Karlinsey Robert L, Mackey Allen C, Stookey George K
Indiana Nanotech, LLC, 351 West 10th Street, Suite 309, Indianapolis, IN 46202, USA.
Am J Dent. 2009 Jun;22(3):185-8.
To determine the in vitro remineralization potential of a new calcium phosphate technology in a 1000 ppm F system.
3 mm diameter bovine enamel specimens were mounted, ground and polished, and softened in a carbopol-lactic acid solution (pH = 5.0) for 36 hours at 37 degrees C. Specimens were then measured for baseline Vickers microhardness and stratified (N = 10, mean VHN = 35) into the following groups: Group A: distilled water (negative control); Group B: MI Paste Plus (900 ppm F); Group C: Theramed SOS (1450 ppm F); Group D: "control" dentifrice (1000 ppm F); and, Group E: "test" dentifrice (1000 ppm F) admixed with a new functionalized calcium phosphate system. The groups were then cycled for 10 days in a pH cycling model consisting of four 2-minute treatment periods (diluted 1:3 with distilled water) and one 4-hour acid challenge (carbopol-lactic acid, pH = 5.0) per day. Between these events, specimens were immersed in artificial saliva (pH = 7.0). After 10 days of cycling, the specimens were measured for Vickers surface microhardness and were subsequently microdrilled, with the powder measured for fluoride content using a calibrated fluoride-sensitive electrode.

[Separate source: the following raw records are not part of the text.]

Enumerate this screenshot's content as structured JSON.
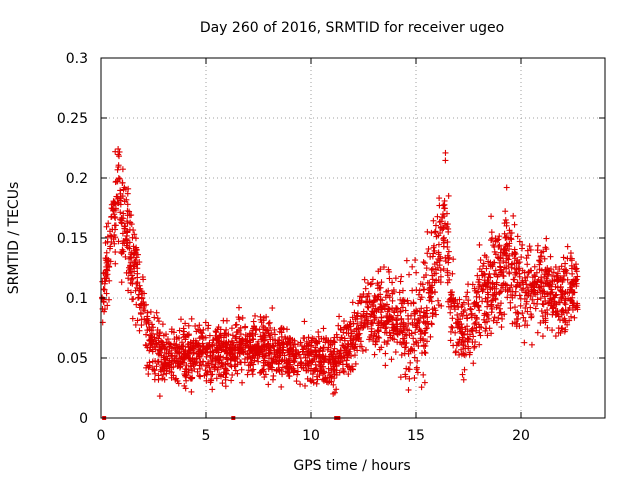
{
  "chart_data": {
    "type": "scatter",
    "title": "Day 260 of 2016, SRMTID for receiver ugeo",
    "xlabel": "GPS time / hours",
    "ylabel": "SRMTID / TECUs",
    "xlim": [
      0,
      24
    ],
    "ylim": [
      0,
      0.3
    ],
    "xticks": [
      0,
      5,
      10,
      15,
      20
    ],
    "xtick_labels": [
      "0",
      "5",
      "10",
      "15",
      "20"
    ],
    "yticks": [
      0,
      0.05,
      0.1,
      0.15,
      0.2,
      0.25,
      0.3
    ],
    "ytick_labels": [
      "0",
      "0.05",
      "0.1",
      "0.15",
      "0.2",
      "0.25",
      "0.3"
    ],
    "grid": true,
    "marker": "+",
    "color": "#e00000",
    "trend": [
      [
        0.0,
        0.095
      ],
      [
        0.3,
        0.13
      ],
      [
        0.6,
        0.16
      ],
      [
        0.8,
        0.19
      ],
      [
        1.1,
        0.165
      ],
      [
        1.5,
        0.13
      ],
      [
        1.9,
        0.1
      ],
      [
        2.3,
        0.065
      ],
      [
        3.0,
        0.05
      ],
      [
        4.0,
        0.052
      ],
      [
        5.0,
        0.055
      ],
      [
        6.0,
        0.055
      ],
      [
        7.0,
        0.06
      ],
      [
        8.0,
        0.058
      ],
      [
        9.0,
        0.055
      ],
      [
        10.0,
        0.05
      ],
      [
        11.0,
        0.045
      ],
      [
        12.0,
        0.065
      ],
      [
        12.5,
        0.085
      ],
      [
        13.5,
        0.09
      ],
      [
        14.5,
        0.075
      ],
      [
        15.0,
        0.08
      ],
      [
        15.5,
        0.085
      ],
      [
        16.1,
        0.14
      ],
      [
        16.4,
        0.16
      ],
      [
        16.7,
        0.1
      ],
      [
        17.0,
        0.07
      ],
      [
        17.5,
        0.075
      ],
      [
        18.0,
        0.1
      ],
      [
        18.5,
        0.11
      ],
      [
        19.0,
        0.12
      ],
      [
        19.3,
        0.14
      ],
      [
        19.6,
        0.12
      ],
      [
        20.0,
        0.11
      ],
      [
        21.0,
        0.11
      ],
      [
        22.0,
        0.1
      ],
      [
        22.7,
        0.11
      ]
    ],
    "spread": [
      [
        0.0,
        0.02
      ],
      [
        1.0,
        0.045
      ],
      [
        2.0,
        0.03
      ],
      [
        3.0,
        0.022
      ],
      [
        11.0,
        0.02
      ],
      [
        12.5,
        0.025
      ],
      [
        16.0,
        0.045
      ],
      [
        17.0,
        0.03
      ],
      [
        19.0,
        0.04
      ],
      [
        22.7,
        0.03
      ]
    ],
    "points_per_hour": 120,
    "x_range": [
      0.05,
      22.7
    ],
    "zero_points": [
      0.15,
      6.3,
      11.2,
      11.3
    ]
  }
}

Significant differences resulted between the distilled water and fluoride-containing groups. Among the fluoride-containing groups, Group B demonstrated statistically low levels of enamel fluoride deposition and deltaVHN, while Group E statistically outperformed Group D. Among the groups with different calcium systems (Groups B, C, and E), Groups C and E were found to be statistically equivalent and superior to Group B with respect to both bioavailable fluoride and deltaVHN. Based on our results, these data demonstrated the combination of a new calcium phosphate technology plus 1000 ppm F, produced significantly greater remineralization relative to both the 1000 ppm F test dentifrice and MI Paste Plus, and was statistically equivalent to Theramed SOS.

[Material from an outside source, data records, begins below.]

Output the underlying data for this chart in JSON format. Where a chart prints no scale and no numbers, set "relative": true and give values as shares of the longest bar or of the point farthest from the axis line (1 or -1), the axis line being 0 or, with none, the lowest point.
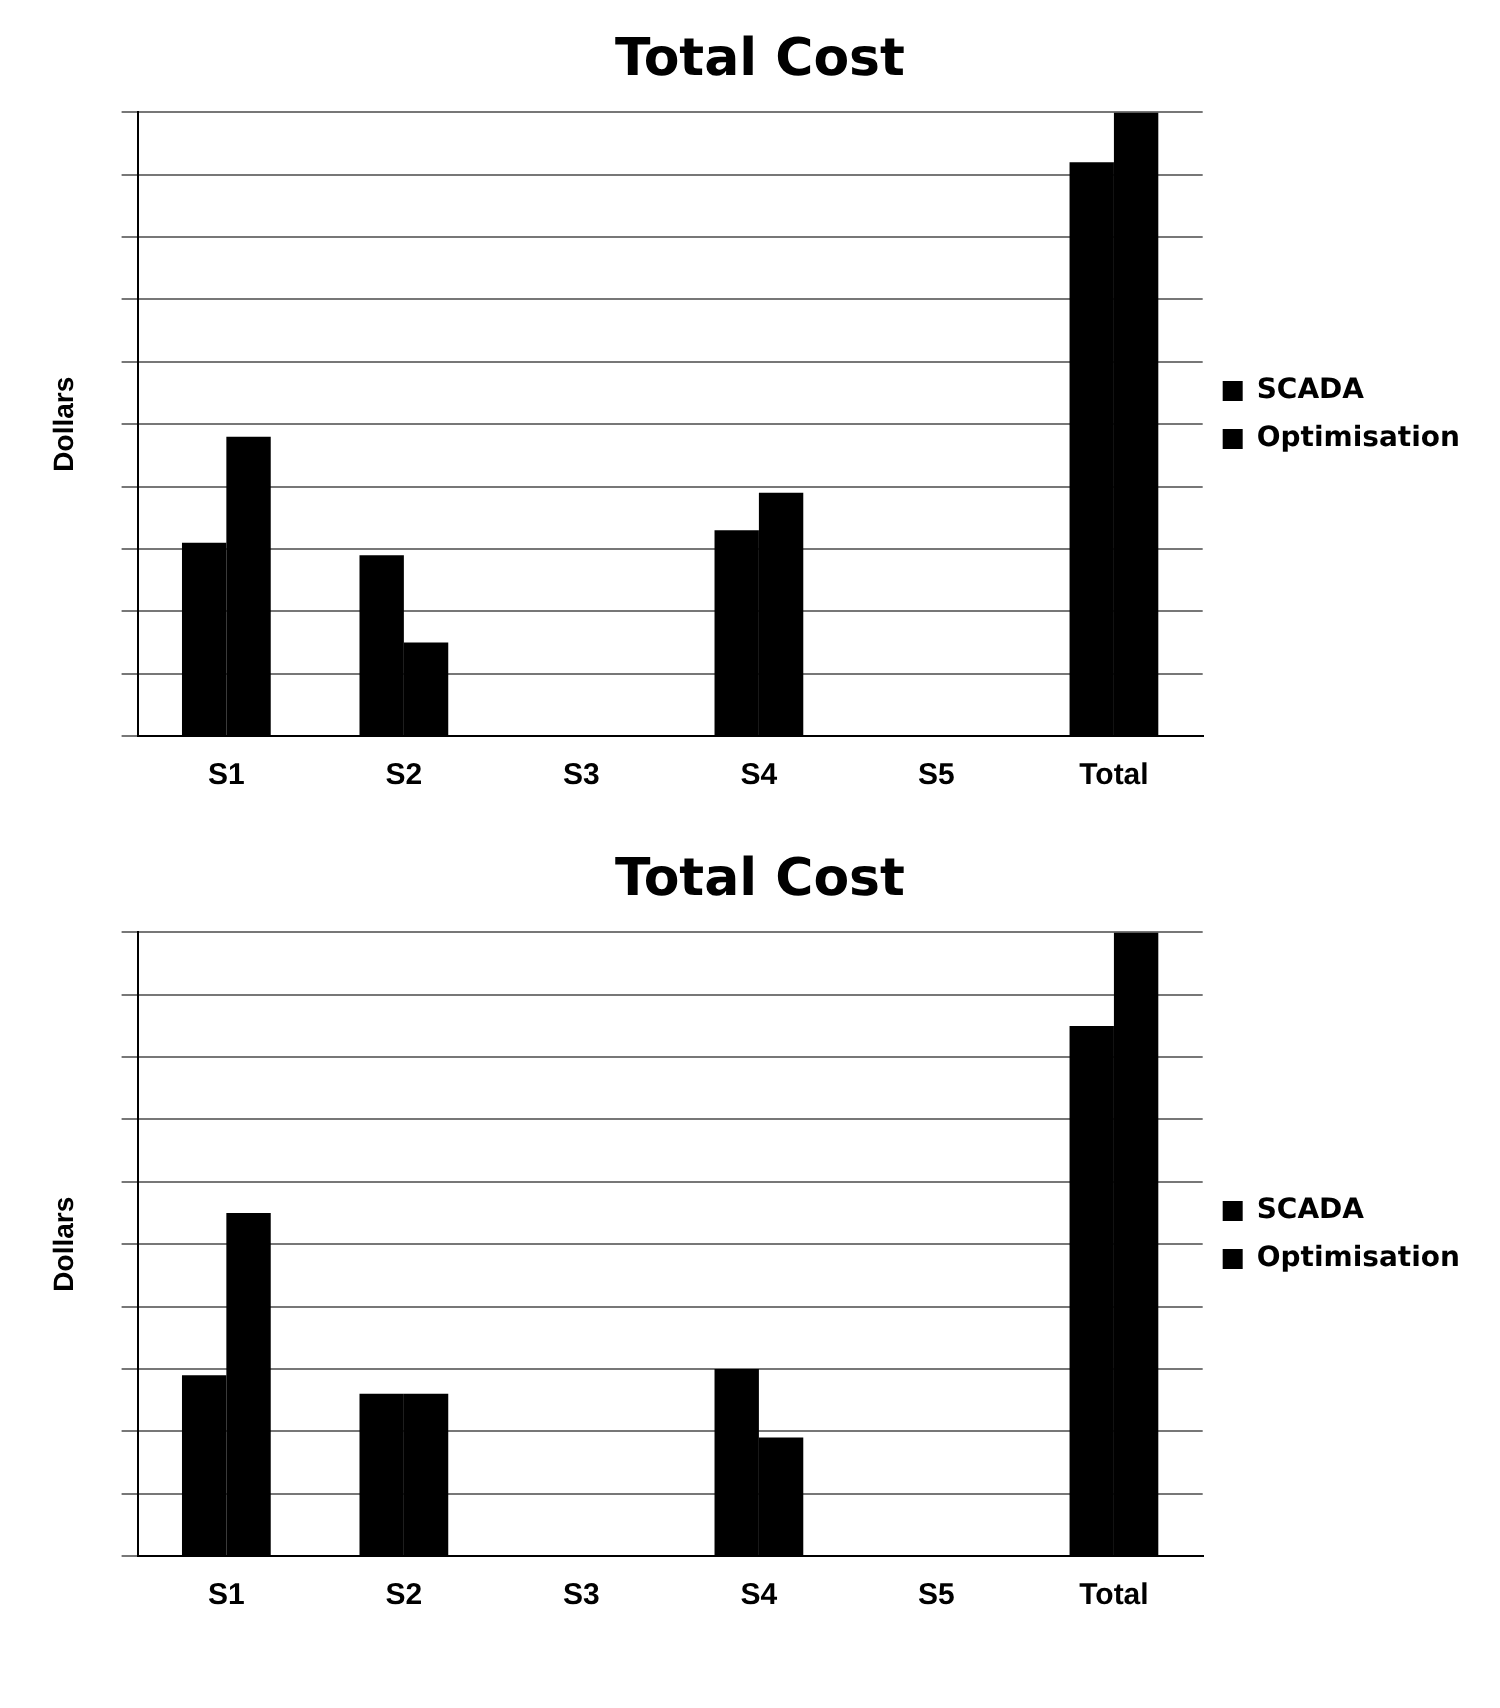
{
  "chart_data": [
    {
      "type": "bar",
      "title": "Total Cost",
      "ylabel": "Dollars",
      "categories": [
        "S1",
        "S2",
        "S3",
        "S4",
        "S5",
        "Total"
      ],
      "relative": true,
      "grid": "y",
      "legend": "right",
      "series": [
        {
          "name": "SCADA",
          "color": "#000000",
          "values": [
            0.31,
            0.29,
            null,
            0.33,
            null,
            0.92
          ]
        },
        {
          "name": "Optimisation",
          "color": "#000000",
          "values": [
            0.48,
            0.15,
            null,
            0.39,
            null,
            1
          ]
        }
      ]
    },
    {
      "type": "bar",
      "title": "Total Cost",
      "ylabel": "Dollars",
      "categories": [
        "S1",
        "S2",
        "S3",
        "S4",
        "S5",
        "Total"
      ],
      "relative": true,
      "grid": "y",
      "legend": "right",
      "series": [
        {
          "name": "SCADA",
          "color": "#000000",
          "values": [
            0.29,
            0.26,
            null,
            0.3,
            null,
            0.85
          ]
        },
        {
          "name": "Optimisation",
          "color": "#000000",
          "values": [
            0.55,
            0.26,
            null,
            0.19,
            null,
            1
          ]
        }
      ]
    }
  ]
}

确定一种新型磷酸钙技术在1000 ppm氟体系中的体外再矿化潜力。
将直径3 mm的牛牙釉质标本进行安装、研磨和抛光,然后在37℃下于卡波姆 - 乳酸溶液(pH = 5.0)中软化36小时。接着测量标本的基线维氏显微硬度,并将其分层(N = 10,平均维氏硬度值 = 35)分为以下几组:A组:蒸馏水(阴性对照);B组:MI Paste Plus(900 ppm氟);C组:Theramed SOS(1450 ppm氟);D组:“对照”牙膏(1000 ppm氟);E组:与新型功能化磷酸钙体系混合的“测试”牙膏(1000 ppm氟)。然后将这些组在一个pH循环模型中循环10天,该模型每天包括四个2分钟的处理期(用蒸馏水1:3稀释)和一个4小时的酸挑战(卡波姆 - 乳酸,pH = 5.0)。在这些过程之间,将标本浸泡在人工唾液(pH = 7.0)中。循环10天后,测量标本的维氏表面显微硬度,随后进行微钻孔,用校准的氟敏感电极测量粉末中的氟含量。
蒸馏水组与含氟组之间存在显著差异。在含氟组中,B组的牙釉质氟沉积和维氏硬度变化值在统计学上处于低水平,而E组在统计学上优于D组。在具有不同钙体系的组(B组、C组和E组)中,发现C组和E组在生物可利用氟和维氏硬度变化值方面在统计学上相当且优于B组。基于我们的结果,这些数据表明新型磷酸钙技术与1000 ppm氟的组合相对于1000 ppm氟测试牙膏和MI Paste Plus产生了显著更大的再矿化,并且在统计学上与Theramed SOS相当。